November 14th, 2011 by

microtask_kaggleIn 2009 Hal Varian, Google’s chief economist, famously claimed that “the sexy job in the next ten years will be statistician”. It still sounds pretty improbable right?

I mean, when did you last see a data-analyst fighting off screaming groupies? Statistics isn’t even a cool branch of maths.

Real “pure” mathematicians wrestle with the fundamental mysteries of the universe. Statisticians wrestle with pie charts.

Sexiness aside, Hal’s point was (probably) that in our information-driven world, statisticians are a precious, in-demand resource. Without them, companies like Google would drown in a tsunami of data. Recently, Silicon Valley funders proved just how much they appreciate the humble number cruncher, investing over $11 million in Australian data analytics crowdsourcing start-up Kaggle.

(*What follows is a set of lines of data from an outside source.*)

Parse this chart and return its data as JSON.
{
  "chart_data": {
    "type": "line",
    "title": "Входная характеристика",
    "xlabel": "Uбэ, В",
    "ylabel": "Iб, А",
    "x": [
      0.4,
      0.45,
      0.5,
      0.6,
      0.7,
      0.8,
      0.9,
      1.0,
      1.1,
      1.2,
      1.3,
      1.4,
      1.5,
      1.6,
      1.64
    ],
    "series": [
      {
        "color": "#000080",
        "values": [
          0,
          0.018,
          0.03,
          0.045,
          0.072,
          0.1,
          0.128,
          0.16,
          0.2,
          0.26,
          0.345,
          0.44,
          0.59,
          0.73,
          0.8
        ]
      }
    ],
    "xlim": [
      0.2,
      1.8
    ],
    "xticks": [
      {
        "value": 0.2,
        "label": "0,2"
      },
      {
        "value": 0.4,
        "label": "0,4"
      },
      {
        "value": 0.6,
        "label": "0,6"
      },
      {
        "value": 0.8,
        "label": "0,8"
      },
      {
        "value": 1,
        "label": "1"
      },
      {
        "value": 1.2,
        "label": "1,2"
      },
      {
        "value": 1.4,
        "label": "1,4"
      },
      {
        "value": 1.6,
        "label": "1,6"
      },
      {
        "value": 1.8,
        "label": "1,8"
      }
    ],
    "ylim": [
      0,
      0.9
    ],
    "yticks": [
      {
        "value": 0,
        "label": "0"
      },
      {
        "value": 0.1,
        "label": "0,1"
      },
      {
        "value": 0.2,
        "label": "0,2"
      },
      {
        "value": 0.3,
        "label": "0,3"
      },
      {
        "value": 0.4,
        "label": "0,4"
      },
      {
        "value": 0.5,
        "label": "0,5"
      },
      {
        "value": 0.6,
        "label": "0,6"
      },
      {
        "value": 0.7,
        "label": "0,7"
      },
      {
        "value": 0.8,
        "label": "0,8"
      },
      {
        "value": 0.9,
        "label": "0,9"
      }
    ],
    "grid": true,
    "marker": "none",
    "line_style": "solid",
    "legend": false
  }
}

Kaggle is a classic “brain-based” crowd competition site. Organizations post statistical problems and Kaggle’s crowd of “the world’s best data analysts” compete to solve them. As well as prize money, Kaggle boasts various gamified incentives such as a real-time leader board and “kudos point” rankings. Only founded in 2010, the company has had an impressive first year. Completed competitions include: working with NASA on dark matter (okay I admit that’s pretty cool), improving the World Chess Federation’s official rating system (still reasonably cool) and accurately predicting the outcome of the Eurovision Song contest (totally uncool, but very profitable).

Founder Anthony Goldbloom aims to grow Kaggle into a “buzzing hive” able to support “hundreds or thousands of data scientists relying on Kaggle for their full-time incomes”. It’s an ambitious step-up from other, older science competition sites (InnoCentive is a classic example) which tend to market crowdsourcing as a rewarding hobby rather than a career choice. Professionalizing will be a major challenge. Can Goldbloom really guarantee enough competitions to support thousands of workers? At the time of writing, Kaggle has over 17,000 data analysts and only 12 active competitions. Okay, there are a couple of big prizes up for grabs, but I certainly wouldn’t want to depend on Kaggle for a regular income.

Investors clearly see potential in Kaggle. Will the company “buck the trend” and manage to convert all the money and media-hype into statistically significant growth? Perhaps we should get the Kaggle crowd to calculate the probabilities.